“Gli ultimi stupidi”

Gli ultimi stupidi si incontrano in gruppo a Piazza Repubblica. Si stringono la mano, si abbracciano tutti, secondo le regole degli stupidi che i padri hanno tramandato ai figli. Sono in ritardo, si osserva, ma alle nove fanno in modo di essere seduti al ristorante, cento metri più avanti, in un bel vicolo della città vecchia. Il tavolo è fissato per quell’ora, e un appuntamento è un appuntamento, dicono tra di loro, va rispettato. Quanto la parola data, ogni promessa consegnata, questo dicono. Bisogna ammettere, infatti, che il gruppo sia abbastanza preciso, nei modi e negli abiti. Quell’eleganza e quel gusto tipici degli stupidi di una volta, dalla quale definizione, infatti, deriva siano detti gli ultimi.
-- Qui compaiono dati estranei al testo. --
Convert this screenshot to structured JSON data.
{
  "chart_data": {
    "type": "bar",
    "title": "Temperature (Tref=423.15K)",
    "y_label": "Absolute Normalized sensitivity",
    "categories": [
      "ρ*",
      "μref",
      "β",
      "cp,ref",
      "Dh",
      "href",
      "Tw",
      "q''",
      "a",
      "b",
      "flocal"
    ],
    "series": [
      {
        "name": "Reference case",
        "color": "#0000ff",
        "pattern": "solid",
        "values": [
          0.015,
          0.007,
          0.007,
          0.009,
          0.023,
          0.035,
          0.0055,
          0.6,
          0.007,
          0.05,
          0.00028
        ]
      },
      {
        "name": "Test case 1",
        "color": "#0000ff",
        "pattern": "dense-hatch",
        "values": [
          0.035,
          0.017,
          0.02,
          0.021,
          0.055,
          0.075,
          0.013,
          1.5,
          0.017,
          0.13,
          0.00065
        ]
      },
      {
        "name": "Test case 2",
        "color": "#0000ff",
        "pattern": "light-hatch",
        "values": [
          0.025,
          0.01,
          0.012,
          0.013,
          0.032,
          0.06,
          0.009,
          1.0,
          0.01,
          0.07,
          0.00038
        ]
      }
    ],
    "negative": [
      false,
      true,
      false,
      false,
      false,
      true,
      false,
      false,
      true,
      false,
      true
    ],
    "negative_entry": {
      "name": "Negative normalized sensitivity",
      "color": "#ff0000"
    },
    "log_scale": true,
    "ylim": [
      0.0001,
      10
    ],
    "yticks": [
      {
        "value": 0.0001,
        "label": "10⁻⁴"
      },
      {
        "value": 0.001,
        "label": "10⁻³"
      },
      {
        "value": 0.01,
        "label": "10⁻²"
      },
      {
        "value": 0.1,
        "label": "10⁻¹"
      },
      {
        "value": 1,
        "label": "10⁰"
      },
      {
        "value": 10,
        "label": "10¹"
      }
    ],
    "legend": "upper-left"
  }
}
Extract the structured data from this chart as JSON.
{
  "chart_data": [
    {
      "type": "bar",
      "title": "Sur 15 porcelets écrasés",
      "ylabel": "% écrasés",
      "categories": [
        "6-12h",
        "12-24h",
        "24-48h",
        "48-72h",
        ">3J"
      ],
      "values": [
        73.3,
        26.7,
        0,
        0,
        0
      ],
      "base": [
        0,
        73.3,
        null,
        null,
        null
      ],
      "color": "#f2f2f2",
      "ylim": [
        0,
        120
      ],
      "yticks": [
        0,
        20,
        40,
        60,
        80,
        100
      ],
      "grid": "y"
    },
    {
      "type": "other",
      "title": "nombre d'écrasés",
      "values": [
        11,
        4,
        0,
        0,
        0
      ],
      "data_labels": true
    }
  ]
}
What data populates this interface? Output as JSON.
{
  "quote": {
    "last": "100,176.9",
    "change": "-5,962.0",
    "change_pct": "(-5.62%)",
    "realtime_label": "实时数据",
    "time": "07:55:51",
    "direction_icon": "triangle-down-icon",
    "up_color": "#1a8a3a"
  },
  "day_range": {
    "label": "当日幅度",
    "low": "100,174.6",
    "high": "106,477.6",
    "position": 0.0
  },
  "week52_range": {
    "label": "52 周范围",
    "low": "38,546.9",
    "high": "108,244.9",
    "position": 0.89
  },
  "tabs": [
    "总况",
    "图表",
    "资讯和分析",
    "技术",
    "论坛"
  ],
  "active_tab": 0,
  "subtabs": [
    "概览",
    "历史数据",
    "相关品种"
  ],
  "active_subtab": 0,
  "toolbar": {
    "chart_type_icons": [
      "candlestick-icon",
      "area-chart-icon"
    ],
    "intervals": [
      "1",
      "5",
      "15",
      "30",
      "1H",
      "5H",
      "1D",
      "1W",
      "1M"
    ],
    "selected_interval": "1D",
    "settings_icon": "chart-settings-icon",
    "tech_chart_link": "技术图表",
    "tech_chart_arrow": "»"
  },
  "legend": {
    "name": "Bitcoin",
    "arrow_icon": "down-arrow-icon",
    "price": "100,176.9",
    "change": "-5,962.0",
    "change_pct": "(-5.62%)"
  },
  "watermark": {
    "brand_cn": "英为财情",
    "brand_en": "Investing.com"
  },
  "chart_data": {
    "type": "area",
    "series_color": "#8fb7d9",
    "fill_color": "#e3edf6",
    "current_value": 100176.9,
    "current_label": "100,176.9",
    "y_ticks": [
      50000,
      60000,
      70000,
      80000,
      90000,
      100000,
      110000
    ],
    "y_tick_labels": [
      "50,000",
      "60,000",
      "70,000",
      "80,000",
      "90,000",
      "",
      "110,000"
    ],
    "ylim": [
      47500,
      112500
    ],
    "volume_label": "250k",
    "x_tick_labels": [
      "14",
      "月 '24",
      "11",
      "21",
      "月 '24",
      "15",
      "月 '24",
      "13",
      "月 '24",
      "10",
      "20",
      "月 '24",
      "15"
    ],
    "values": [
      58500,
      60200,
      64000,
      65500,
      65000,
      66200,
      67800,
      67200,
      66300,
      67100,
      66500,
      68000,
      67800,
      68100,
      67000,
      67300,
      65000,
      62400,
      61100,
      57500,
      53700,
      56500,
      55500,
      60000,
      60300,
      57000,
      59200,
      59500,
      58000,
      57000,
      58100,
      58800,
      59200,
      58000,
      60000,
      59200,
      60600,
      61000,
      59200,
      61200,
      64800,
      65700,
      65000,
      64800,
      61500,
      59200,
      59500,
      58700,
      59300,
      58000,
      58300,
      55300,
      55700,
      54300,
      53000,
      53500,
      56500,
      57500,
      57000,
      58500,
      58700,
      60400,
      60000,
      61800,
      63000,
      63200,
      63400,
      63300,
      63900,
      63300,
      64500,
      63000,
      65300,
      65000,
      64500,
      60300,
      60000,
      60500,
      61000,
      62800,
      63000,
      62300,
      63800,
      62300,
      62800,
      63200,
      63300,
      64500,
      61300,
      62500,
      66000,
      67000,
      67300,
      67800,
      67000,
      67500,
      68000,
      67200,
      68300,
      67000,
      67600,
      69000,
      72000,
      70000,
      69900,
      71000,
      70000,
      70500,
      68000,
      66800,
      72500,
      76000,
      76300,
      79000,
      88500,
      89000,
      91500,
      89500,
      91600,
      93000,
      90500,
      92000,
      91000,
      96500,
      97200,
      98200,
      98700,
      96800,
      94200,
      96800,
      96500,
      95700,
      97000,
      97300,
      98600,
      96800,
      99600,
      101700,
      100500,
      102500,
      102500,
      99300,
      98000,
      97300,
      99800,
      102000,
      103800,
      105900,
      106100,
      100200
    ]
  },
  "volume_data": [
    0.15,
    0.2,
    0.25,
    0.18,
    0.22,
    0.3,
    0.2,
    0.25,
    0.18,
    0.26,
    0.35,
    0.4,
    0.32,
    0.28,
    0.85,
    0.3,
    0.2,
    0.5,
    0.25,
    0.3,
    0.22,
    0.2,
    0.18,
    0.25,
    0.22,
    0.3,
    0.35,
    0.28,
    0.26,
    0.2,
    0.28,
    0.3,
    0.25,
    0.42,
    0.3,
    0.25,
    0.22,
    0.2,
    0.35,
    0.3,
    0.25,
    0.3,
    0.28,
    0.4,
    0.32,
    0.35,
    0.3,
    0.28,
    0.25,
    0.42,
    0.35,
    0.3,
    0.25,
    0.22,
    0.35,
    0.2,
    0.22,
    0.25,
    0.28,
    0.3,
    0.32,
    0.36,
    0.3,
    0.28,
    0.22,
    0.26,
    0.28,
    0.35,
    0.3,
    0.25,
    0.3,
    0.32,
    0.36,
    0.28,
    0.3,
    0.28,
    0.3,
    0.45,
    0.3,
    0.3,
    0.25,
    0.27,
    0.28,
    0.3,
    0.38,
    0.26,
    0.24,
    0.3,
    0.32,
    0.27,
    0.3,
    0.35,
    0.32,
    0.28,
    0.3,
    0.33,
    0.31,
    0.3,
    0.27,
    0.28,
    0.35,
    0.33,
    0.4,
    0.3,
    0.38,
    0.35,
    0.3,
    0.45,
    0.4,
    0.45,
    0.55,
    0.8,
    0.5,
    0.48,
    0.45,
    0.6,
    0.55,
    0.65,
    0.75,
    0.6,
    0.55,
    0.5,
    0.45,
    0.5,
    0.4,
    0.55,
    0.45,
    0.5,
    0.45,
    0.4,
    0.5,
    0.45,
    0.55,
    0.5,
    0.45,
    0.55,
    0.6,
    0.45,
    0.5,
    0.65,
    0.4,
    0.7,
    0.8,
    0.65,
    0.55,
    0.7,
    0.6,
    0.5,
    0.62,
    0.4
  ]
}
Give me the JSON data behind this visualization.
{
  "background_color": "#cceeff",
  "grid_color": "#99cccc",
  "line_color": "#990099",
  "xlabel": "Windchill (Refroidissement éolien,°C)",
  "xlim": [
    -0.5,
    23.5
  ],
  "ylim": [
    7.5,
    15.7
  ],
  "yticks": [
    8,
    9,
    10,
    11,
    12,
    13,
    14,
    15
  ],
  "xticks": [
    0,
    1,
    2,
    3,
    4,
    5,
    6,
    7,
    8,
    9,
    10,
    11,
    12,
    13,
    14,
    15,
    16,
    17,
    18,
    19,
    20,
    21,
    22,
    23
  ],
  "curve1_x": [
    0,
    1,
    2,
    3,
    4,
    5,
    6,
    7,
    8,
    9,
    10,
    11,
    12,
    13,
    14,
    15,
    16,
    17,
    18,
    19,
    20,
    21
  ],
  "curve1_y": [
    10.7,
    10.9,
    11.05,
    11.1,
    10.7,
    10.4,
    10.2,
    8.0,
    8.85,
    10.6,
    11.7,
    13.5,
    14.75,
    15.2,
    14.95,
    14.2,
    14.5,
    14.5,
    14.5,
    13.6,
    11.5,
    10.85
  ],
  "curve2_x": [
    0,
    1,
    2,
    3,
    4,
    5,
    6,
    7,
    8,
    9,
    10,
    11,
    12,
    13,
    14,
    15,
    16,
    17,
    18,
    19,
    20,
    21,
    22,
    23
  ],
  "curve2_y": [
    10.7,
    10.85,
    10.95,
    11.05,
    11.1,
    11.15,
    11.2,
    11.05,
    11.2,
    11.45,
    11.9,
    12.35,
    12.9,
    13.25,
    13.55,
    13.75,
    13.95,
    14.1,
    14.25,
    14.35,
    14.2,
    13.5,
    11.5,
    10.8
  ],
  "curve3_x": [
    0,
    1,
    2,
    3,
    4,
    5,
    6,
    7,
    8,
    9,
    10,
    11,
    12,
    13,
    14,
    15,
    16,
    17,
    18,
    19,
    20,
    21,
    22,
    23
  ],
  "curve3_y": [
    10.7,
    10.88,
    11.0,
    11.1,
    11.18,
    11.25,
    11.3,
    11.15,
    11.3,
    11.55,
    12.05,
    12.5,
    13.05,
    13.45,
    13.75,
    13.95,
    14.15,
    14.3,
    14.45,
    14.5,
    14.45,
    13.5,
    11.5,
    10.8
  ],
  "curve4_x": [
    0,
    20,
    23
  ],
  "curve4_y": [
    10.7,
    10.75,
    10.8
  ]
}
Tutti inchinano la testa, ogni volta che qualcuno si rivolge all’altro, tutti, indistintamente, vestono abiti scuri. Una di loro, addirittura, una stupida sui sessanta, spicca tra gli altri per quanto oggi la si potrebbe definire antiquata. Infinitamente antiquata. Non un solo particolare, l’ombretto, le scarpe con la fibbia, il biondo troppo chiaro, ma è l’aria della donna che fa pensare appartenga a un altro mondo. Due cose ancora, prima che gli stupidi si salutino: il dolce viene servito in un vassoio smaltato che ha una piccola incrinatura al centro, tra quella che sembra una margherita e un tralcio d’edera; alzando gli occhi (vale solo per gli stupidi seduti dal lato rivolto all’esterno) si possono contare un numero di centocinquanta gru volare verso sud sud-ovest.